My Thoughts on Retention

Sometimes I feel like Records Retention is the red-headed step child. It's obviously important, almost every regulation that covers us talks about it to one extent or another. There's a base assumption under the major frameworks that retention is happening1. Having a policy around records management is even a requirement under SOX, and for certain classifications of data under PCI-DSS and HIPAA. Despite all this, based on my experience, retention schedules are often amongst the last policies to be built and the least likely to be enforced.
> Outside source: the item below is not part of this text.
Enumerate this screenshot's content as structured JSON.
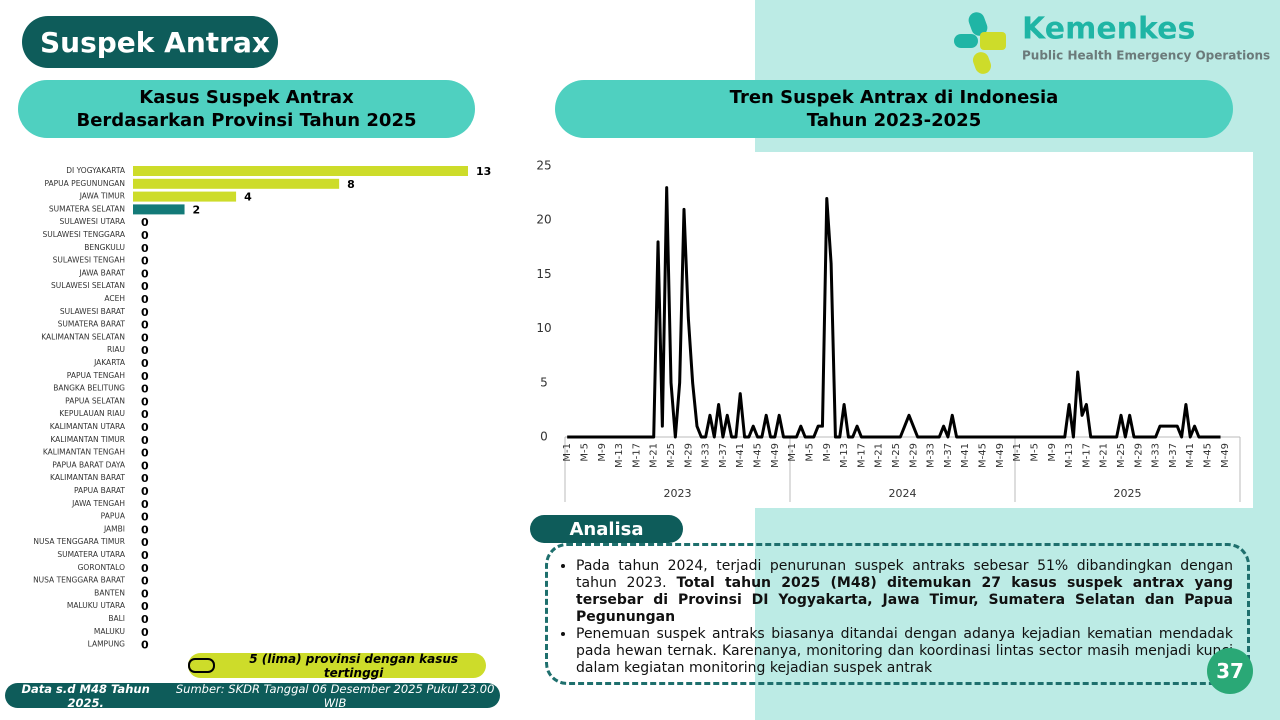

Personally, I find this somewhat backwards. Instituting a Records Retention policy is one of the easier policies to write. At its core a retention schedule is not much more than a list of data types and when they're to be disposed of. The trick is figuring out what those time frames should be. For each data type you need to take into account at least:

  • Liability — We cannot be held liable for any data that falls outside of our published retention schedules (unless the published schedule contradicts regulation or legislation).
  • Storage — Keeping stuff a long time means we have to pay to keep it.
  • Processing — The longer back we keep data, particularly logs and alerts, the longer it generally takes to run reports and process the data.
  • Usability — We need to understand how we’re going to use the information so we can know out how long we actually need to keep it.
  • Compliance — Most regulations, laws, and standards define minimum storage times, sometimes you’ll see maximums. Whatever else we need to make sure we follow these, or else get someone higher than us to sign off on ignoring the requirement.

Generally speaking liability, storage, and processing lean towards keeping data as short a time as possible. Usability and compliance can set specific maximums or minimums.

This is when you need to actually start talking to people. From your compliance team you need to find out what kind of data needs to be collected and what time frames may be prescribed based on how your product or company is regulated. From the data custodians you need to know the technical limitations of how much can be stored and how. From the users2 you need to find out what kinds of information is being used and how it's being used. For example,

Syslogs are primarily useful for system state monitoring, troubleshooting, and auditing. System state is very transient information that is rarely useful beyond a day or so. Problem generally make themselves apparent quickly and can be resolved with relatively short lived history. It is very rare to go back more than 3-4 weeks during troubleshooting. Audit reports are run regularly against the logs regularly and can be used without referring to the authoritative source.

This tells us we minimally need 4 weeks but can probably scale out to 3-6 months in order to cover abnormal situations. One year or longer is almost definitely extreme overkill.

Or to beat that horse using a business side example,

Client engagements are charged on a per encounter basis and billed monthly. Notes are kept for each engagement and are used to clarify potential discrepancies in the event of a billing dispute. The notes do not contain any legislated or contractually defined data but does contain private information regarding the client. Billing disputes are rare and frequently initiated within 2 months and have never been resolved later than 9 months following the engagement.

In this situation there would be a business need to keep the notes at least 9 months, we can round that up to 12 to make a nice easy number. However, the actual billing data may need to be kept longer depending on any number of factors such as financial reporting or tax filings.

There are a lot of variables involved and there may be some political negotiation, if billing needs 12 months and storage has only allocated disk for 5 then someone will have to change something. That's not to say you have to get it all right at the outset either. Create a default schedule and add to it as you define the data elements. Just get something in place. Your technical team will be happy because their storage stops filling up and your legal team will be happy when they receive a subpoena for "all network traffic, emails, and telephone records related to John Snow since August 10th, 1995".


  1. Under NIST SP800-53r4 check out AU-11, SI-12, CM-2(3). Or if you prefer something drier than NIST go to ISO 15489-1:2001.

  2. Users is a pretty generic term here. For things like firewall, web, or auth logs it might be your systems administrators or security analysts. For things like client engagements and front desk visitor check-in it may be your billing or business intelligence folk.